Sunday, June 11, 2017

STRS...this guy has got your number!

New U.S. Census data show Ohio's pension woes
 
John Damschroder, June 6, 2017
In Ohio, 458,372 people receive their income and health insurance from a state pension system suffering from the twin calamities of too little compounding and candor.
Regular readers of this column know that the top executive of three of Ohio’s pension system’s wrote to this newspaper insisting that there is no problem, although no one was so bold as to match Gov. John Kasich’s absurd claim, made on national TV no less, that Ohio pensions, unlike most in the United States, are “rock solid.”
The newly released U.S. Census Bureau data on public pension plans reveal what an outlier Ohio would be if the claims of financial strength made by the governor and pension leaders were actually true. Sadly, Ohio is not outperforming the nation, it is simply making performance claims that are contradicted for the second consecutive year by the facts reported to the federal government.

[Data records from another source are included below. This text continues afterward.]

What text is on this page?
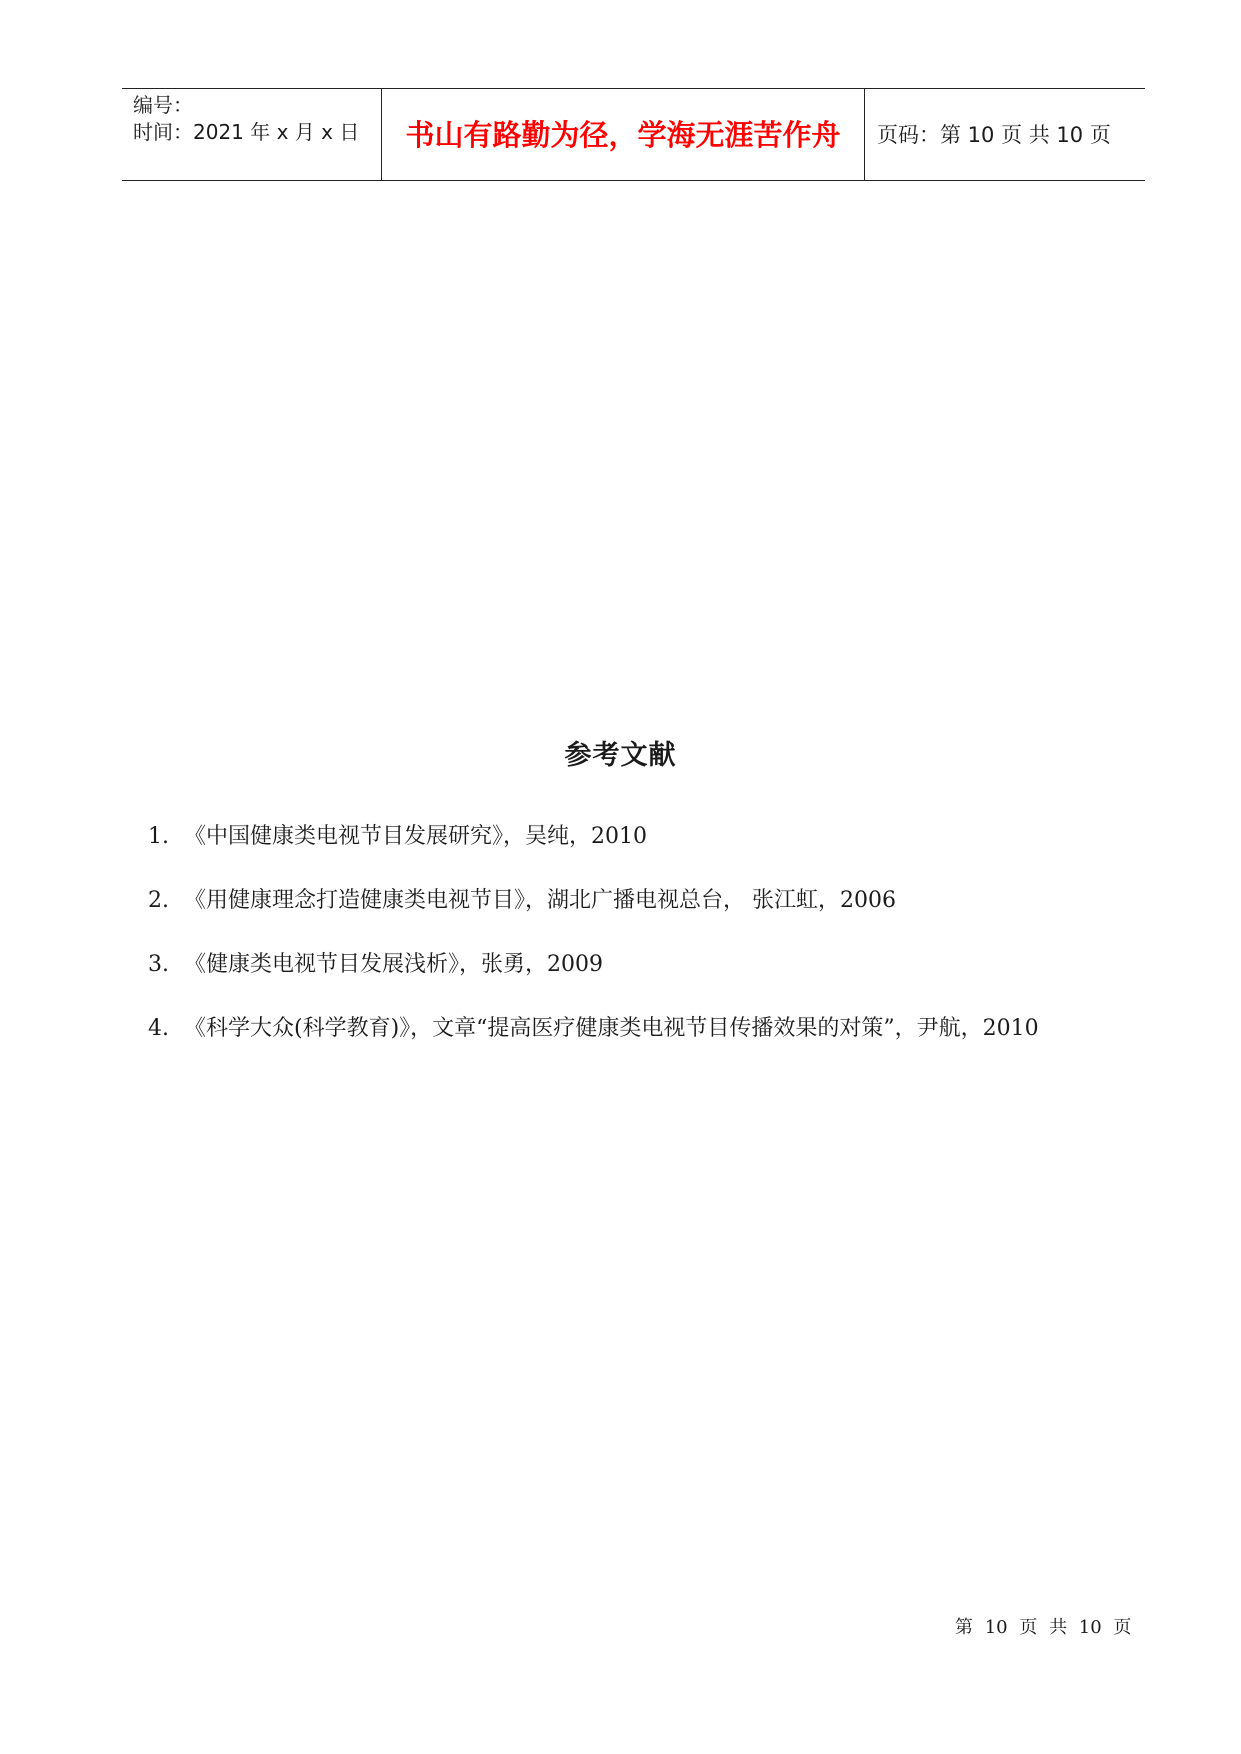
编号：
时间：2021 年 x 月 x 日	书山有路勤为径，学海无涯苦作舟	页码：第 10 页 共 10 页
参考文献
1. 《中国健康类电视节目发展研究》，吴纯，2010
2. 《用健康理念打造健康类电视节目》，湖北广播电视总台， 张江虹，2006
3. 《健康类电视节目发展浅析》，张勇，2009
4. 《科学大众(科学教育)》，文章“提高医疗健康类电视节目传播效果的对策”，尹航，2010
第 10 页 共 10 页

The Ohio pension data reveal that payments to the retirees in the system total nearly $7.5 billion more than the payroll extractions from public employees and state and local government, plus the earnings on more than $178 billion in assets. At the same time, the future pension obligation for Ohio grew by nearly $7 billion, putting Ohio more than $14 billion in the red last year, while proclaiming either unique strength or no problems.
In truth, Ohio has a very big problem, compounded by the political determination not to recognize that fact, lest the implications of the issue cause the 1,311,351 citizens with a claim on the assets to awaken with fear and anger over a brewing crisis.
Between 2014 and 2016 Ohio’s pension obligations grew by $17 billion while the state's pension assets fell by more than $6 billion. In three years the state pensions have added $23 billion to a liability that currently stands at just under 10 percent of the state’s gross domestic product and assumes future investment earnings that the retirement systems have not been able to achieve.
Moreover, these performance failures have occurred during strong markets.  The pension leaders tell us the $734 million they paid in outside management fees for 2015 provide protection in a down market. I fear that hypothesis will be tested soon with results that make our current situation seem like the good old days.
Ohio has altered the payout formulas and increased the pay-in rates to keep the liability from growing. But charging workers and their employers more for less doesn’t solve the problem when investment earnings lag the market as has been the case for Ohio.
The state pensions are the functional equivalent of a company with $15.7 billion payroll that is deeply cash-flow negative. In the campaigns for state office that are currently taking shape, this issue needs to be forced into the debate. More than 1.3 million Ohioans are directly affected, and the income they keep or lose is a huge factor in the state's economic ecosystem just as it would be if a huge employer suddenly cut its payroll.
John Damschroder, a Fremont resident who worked in Gov. George Voinovich’s administration, writes about business and economic development in Sandusky County.